The Queensland property market is tipped for strong growth despite the country being in its first recession in nearly three decades, an industry expert predicts.
According to the CEO of the Real Estate Institute of Queensland (REIQ), Antonia Mercorella, the Sunshine State has a number of tailwinds that should help it grow.
Ms Mercorella said COVID-19 could see an acceleration in migration, with an influx of Sydneysiders and Melburnians likely to move north.
“Prior to the outbreak of the pandemic, Queensland was the number one destination for interstate relocations, particularly from major metropolitan areas such as Sydney and Melbourne. As this pandemic continues to affect us all, it’s introduced many of us to the possibility of a ‘new normal’ way of working — that is, remotely from home. And spending more time at home is seeing more people considering their options,” Ms Mercorella explained.
The CEO pointed to recent sales data showing interstate buyers are still purchasing properties sight unseen.
“We anticipate this demand to surge in the coming year ahead as we navigate through to the other side of this pandemic,” Ms Mercorella said.
Ms Mercorella noted how the property market is currently well supported by monetary and fiscal policies, which are being slowly withdrawn in September.
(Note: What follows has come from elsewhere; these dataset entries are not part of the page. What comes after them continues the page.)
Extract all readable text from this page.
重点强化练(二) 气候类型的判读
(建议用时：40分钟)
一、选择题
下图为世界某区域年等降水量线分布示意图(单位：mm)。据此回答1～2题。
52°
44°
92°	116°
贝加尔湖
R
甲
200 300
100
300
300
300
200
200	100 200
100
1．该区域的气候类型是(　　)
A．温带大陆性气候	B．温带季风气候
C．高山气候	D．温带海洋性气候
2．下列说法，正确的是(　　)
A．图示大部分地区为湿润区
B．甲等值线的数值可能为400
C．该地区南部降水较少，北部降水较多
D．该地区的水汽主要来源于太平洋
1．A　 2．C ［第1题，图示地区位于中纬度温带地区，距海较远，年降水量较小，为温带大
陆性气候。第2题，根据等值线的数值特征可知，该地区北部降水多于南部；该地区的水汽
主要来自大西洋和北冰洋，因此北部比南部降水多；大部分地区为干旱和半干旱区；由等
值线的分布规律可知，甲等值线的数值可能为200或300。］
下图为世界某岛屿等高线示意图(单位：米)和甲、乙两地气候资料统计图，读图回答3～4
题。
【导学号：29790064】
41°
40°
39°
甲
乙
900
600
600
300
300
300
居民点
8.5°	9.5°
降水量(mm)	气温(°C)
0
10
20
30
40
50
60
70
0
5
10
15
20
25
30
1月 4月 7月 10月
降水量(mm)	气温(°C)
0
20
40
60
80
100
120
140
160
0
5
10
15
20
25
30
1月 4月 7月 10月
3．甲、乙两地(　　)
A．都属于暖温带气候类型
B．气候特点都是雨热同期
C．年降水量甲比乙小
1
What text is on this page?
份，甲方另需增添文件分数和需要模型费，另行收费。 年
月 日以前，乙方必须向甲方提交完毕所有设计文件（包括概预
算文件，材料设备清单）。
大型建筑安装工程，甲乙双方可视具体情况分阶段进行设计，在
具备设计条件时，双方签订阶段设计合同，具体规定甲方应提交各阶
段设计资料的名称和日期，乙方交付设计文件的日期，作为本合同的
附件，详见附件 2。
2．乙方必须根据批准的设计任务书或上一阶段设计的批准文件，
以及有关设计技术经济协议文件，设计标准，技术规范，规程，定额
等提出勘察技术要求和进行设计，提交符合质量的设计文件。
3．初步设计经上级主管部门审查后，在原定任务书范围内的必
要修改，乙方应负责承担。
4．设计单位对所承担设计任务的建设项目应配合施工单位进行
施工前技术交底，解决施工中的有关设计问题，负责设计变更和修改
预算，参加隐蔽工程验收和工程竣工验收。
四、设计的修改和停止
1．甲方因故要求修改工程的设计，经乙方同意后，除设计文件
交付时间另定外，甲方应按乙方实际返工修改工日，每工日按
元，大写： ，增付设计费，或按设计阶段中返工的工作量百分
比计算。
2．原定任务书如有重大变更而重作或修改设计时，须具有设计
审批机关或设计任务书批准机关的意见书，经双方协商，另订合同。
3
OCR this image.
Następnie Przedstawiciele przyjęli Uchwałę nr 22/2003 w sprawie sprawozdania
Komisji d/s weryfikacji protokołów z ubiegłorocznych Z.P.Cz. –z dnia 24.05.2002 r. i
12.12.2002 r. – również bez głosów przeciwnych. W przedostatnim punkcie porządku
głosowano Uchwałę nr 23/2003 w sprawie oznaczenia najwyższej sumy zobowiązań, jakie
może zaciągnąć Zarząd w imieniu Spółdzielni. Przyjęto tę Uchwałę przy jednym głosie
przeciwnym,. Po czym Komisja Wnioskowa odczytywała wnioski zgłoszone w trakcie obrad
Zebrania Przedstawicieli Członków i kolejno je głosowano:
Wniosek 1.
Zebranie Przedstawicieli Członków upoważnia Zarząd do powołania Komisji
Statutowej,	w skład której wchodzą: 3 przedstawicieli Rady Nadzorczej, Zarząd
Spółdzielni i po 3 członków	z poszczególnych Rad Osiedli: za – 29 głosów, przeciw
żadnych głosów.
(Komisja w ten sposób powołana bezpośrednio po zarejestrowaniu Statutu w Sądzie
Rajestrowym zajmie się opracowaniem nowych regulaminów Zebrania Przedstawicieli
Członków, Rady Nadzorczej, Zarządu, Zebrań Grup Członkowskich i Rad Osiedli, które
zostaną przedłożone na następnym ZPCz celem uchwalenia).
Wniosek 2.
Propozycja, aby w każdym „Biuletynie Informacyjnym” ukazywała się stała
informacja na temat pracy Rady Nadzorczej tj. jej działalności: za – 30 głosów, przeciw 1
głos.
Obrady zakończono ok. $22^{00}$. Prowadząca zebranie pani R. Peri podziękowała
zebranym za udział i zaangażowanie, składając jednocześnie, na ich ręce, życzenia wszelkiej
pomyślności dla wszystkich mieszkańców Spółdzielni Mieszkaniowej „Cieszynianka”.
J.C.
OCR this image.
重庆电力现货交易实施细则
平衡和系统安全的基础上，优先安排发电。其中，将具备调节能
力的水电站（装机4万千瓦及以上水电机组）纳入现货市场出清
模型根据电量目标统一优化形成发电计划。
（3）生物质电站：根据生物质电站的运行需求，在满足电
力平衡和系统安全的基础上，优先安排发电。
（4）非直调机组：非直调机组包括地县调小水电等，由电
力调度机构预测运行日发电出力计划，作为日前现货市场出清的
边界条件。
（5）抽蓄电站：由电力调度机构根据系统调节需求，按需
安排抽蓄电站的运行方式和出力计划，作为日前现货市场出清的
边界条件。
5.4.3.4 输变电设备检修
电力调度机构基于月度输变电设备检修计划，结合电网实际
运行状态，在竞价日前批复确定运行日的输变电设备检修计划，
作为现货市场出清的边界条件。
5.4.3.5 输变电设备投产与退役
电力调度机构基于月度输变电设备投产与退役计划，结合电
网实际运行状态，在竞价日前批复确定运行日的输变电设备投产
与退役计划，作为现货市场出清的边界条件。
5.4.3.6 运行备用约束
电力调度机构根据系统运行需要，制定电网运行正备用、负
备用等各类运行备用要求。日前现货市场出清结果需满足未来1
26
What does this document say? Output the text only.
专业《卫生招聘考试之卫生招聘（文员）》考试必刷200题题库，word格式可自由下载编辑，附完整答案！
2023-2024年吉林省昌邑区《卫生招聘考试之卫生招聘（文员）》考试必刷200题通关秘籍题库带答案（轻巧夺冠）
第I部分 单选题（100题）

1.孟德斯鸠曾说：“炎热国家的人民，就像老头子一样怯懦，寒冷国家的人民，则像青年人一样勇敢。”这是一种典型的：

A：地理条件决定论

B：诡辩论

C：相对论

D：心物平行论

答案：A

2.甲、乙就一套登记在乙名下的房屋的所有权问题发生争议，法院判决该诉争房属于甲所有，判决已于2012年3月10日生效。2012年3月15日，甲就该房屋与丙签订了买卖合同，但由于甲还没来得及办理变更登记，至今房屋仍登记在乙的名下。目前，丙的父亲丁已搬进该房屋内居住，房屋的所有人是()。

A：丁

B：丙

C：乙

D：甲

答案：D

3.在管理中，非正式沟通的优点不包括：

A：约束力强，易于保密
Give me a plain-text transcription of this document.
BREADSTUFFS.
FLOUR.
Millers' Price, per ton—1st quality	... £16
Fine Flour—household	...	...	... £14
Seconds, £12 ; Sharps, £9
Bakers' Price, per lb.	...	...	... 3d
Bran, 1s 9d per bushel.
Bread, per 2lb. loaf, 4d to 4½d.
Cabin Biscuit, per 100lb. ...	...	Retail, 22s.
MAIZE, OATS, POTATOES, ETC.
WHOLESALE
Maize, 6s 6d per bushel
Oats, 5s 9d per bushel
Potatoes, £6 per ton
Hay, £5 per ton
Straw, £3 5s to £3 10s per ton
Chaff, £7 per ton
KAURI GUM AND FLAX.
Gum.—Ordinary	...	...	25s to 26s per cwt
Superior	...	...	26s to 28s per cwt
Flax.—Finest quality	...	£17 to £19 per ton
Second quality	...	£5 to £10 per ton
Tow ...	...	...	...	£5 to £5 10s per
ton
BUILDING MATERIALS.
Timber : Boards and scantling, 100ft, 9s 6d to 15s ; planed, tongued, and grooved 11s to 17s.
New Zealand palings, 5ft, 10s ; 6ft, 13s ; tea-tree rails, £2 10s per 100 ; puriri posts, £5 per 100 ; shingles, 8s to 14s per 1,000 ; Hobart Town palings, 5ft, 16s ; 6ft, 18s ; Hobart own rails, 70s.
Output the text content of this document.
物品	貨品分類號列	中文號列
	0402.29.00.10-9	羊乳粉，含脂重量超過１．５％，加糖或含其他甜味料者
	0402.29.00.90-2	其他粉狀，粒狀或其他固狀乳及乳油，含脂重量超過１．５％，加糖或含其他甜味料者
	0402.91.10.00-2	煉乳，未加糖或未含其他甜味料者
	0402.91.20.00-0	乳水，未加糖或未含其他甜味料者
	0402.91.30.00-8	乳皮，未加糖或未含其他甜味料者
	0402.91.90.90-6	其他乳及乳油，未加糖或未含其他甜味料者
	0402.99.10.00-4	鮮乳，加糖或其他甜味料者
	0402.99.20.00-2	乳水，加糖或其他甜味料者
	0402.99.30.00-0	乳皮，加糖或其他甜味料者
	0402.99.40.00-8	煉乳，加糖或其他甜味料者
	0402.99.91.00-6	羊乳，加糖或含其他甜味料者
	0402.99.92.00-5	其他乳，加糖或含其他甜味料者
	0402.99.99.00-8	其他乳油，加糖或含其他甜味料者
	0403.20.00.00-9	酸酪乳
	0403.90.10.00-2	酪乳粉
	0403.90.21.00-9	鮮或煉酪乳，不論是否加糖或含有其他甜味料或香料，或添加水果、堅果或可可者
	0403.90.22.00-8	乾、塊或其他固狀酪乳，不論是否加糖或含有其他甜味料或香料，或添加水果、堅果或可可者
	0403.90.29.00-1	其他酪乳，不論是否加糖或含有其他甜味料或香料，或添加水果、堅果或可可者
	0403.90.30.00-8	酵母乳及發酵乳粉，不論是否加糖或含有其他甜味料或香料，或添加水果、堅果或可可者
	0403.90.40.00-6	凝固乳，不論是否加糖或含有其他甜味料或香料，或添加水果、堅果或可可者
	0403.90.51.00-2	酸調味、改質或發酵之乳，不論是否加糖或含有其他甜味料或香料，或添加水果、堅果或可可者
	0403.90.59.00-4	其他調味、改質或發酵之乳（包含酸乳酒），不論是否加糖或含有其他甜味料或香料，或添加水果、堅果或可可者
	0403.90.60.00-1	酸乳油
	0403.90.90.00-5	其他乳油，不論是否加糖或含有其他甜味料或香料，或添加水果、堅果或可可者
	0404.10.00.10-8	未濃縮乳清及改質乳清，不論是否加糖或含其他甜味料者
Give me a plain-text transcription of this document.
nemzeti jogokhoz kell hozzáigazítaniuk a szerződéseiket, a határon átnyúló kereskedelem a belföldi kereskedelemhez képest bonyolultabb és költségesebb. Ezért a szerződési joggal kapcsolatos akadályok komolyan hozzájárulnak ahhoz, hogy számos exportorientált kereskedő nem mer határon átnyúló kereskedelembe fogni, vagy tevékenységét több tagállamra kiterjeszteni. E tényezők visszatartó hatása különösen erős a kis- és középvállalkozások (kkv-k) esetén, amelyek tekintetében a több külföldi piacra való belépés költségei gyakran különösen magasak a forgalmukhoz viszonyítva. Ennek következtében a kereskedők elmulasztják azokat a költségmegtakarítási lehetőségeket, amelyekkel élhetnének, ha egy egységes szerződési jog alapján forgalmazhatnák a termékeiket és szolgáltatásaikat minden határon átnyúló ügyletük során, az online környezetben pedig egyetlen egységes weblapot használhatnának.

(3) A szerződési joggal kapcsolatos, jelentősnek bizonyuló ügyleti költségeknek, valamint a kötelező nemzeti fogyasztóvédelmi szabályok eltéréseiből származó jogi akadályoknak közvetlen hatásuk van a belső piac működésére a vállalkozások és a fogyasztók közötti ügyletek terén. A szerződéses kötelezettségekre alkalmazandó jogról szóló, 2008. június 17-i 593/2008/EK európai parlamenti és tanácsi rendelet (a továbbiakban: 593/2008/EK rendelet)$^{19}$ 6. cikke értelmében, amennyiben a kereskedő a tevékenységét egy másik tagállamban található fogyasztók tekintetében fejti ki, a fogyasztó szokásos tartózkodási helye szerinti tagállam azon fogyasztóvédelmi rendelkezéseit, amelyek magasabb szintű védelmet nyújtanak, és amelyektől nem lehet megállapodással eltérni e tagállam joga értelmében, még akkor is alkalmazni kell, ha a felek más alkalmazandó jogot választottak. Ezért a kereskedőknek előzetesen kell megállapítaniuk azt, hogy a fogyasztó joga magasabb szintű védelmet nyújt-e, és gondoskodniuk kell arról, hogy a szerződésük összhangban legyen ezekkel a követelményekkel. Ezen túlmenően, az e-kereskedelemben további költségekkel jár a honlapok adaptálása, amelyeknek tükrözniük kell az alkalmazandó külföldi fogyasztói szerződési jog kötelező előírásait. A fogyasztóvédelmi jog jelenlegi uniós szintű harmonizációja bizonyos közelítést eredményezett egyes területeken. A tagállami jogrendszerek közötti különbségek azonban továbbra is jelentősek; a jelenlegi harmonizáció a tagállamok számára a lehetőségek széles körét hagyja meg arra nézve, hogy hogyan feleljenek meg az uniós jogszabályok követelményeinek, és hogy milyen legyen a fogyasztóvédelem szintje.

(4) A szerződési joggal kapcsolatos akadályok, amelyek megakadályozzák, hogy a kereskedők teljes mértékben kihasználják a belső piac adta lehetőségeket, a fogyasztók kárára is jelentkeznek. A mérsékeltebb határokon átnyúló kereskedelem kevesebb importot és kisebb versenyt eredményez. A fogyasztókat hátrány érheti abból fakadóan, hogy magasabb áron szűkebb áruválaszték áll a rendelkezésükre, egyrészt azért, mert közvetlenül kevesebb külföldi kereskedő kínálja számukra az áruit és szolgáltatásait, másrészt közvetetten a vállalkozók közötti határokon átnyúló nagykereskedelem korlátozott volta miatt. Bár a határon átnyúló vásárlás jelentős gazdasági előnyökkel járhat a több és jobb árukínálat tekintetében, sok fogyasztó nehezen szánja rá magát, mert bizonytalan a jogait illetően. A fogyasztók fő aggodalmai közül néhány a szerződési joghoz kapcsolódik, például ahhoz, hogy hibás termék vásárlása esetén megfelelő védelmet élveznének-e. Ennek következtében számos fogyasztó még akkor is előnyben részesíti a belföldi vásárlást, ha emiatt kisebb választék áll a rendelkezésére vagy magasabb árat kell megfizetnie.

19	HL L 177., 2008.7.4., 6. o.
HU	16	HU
“This is likely to create some downward pressure on property values as income and borrowing capacity is limited and sentiment levels drop,” she said.
“However, with the federal government preparing to unveil tax cuts and spending measures in the October 6 budget, which will include lending reforms intended to improve access to credit, perhaps it’s not all doom and gloom as some pundits might have you think.”
Finally, Ms Mercorella highlighted the current property market, which in the June quarter did not have falls that many predicted.
“CoreLogic’s latest data for the April–June 2020 quarter, a spectacular standout is that across 13 major regions, only two reported marginal price retractions — these included Cairns (0.5 [of a percentage point] and 1.3 per cent drop in median house and unit prices, respectively) and Mackay (2.2 per cent drop in median unit price),” she said.
“Meanwhile, the median house price in our state’s capital increased by 0.7 [of a percentage point], with Brisbane house prices remaining stable with 2.8 per cent annual growth, which is a satisfying outcome considering the city recorded negative growth across all three months for the quarter.
“Brisbane’s affordability, low income-to-debt ratio, change in investor behaviour, rise in rental vacancies and historically low interest rates, which the Reserve Bank recently highlighted will likely remain for at least the next three years, along with the range of government grants currently available, has seen first home buyers come out in force, allowing our capital city property market to continue to transact.”